To operationally expedite the review, we created a quantitative pre-rank scoring step to be able to sort proposals from high to low before sending them to our reviewers. We assigned scores using a set of close-ended questions (e.g., Yes=3 points, No=0 points) that offered a baseline of the strength of the overall proposal. To guide our review, we created a basic scoring rubric attached to individual responses on the application (a scale of 1 to 5 where 5 exceeds expectations) and took time to align and level-set as a team on what warranted each score. Knowing that strong proposals are often the result of strong grant writers and well-resourced organizations, we found scoring the organizations where staff are most likely to be spread thin was more of an art than a science.
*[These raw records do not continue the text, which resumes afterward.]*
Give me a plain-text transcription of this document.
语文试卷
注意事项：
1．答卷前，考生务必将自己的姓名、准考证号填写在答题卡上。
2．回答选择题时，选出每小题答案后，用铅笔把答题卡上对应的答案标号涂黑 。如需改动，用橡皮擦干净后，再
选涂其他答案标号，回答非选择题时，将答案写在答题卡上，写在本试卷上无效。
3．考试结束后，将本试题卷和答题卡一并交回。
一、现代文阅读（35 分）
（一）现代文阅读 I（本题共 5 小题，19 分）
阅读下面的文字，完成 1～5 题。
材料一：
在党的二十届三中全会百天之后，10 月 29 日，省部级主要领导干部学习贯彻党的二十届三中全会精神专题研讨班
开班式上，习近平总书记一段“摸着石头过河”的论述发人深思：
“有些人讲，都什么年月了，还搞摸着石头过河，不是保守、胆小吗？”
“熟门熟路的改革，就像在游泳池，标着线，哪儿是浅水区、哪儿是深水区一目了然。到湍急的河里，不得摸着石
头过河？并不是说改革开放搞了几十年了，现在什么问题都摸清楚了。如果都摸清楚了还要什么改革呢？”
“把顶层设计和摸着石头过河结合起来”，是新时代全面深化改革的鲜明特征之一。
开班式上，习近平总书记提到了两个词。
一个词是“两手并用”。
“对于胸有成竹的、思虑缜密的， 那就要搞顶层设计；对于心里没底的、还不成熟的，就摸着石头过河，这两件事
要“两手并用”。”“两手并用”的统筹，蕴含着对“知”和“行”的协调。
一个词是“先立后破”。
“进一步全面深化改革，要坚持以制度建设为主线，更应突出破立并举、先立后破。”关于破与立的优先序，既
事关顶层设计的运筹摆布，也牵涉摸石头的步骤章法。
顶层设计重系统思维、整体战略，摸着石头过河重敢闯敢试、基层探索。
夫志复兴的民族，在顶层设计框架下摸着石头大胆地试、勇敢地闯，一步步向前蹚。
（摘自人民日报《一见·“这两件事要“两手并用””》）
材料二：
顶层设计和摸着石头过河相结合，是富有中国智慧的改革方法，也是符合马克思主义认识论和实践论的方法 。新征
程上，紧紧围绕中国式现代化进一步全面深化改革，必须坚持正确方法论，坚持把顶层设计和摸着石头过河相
By aligning with our team on the characteristics of organizations that met our grantmaking principles and criteria, we were mindful not to be persuaded solely on the basis of a well-written proposal.

Rapid grantmaking cycles enable us to respond to urgent needs faced by our communities and social impact leaders more quickly, effectively, and responsibly — and can be done with the goal of minimizing the burden we put on those who we’re working to lift. We owe it to these community-based leaders to keep applicant experience at the center of our grantmaking process: to keep the application simple, conduct a timely internal review, and get resources to the organizations that need them as quickly as possible.

Sierra Fox-Woods is a program officer for Panorama‘s Upswing Fund for Adolescent Mental Health, where she has facilitated more than $11 million in grantmaking for organizations serving adolescents of color and LGBTQ+ youth.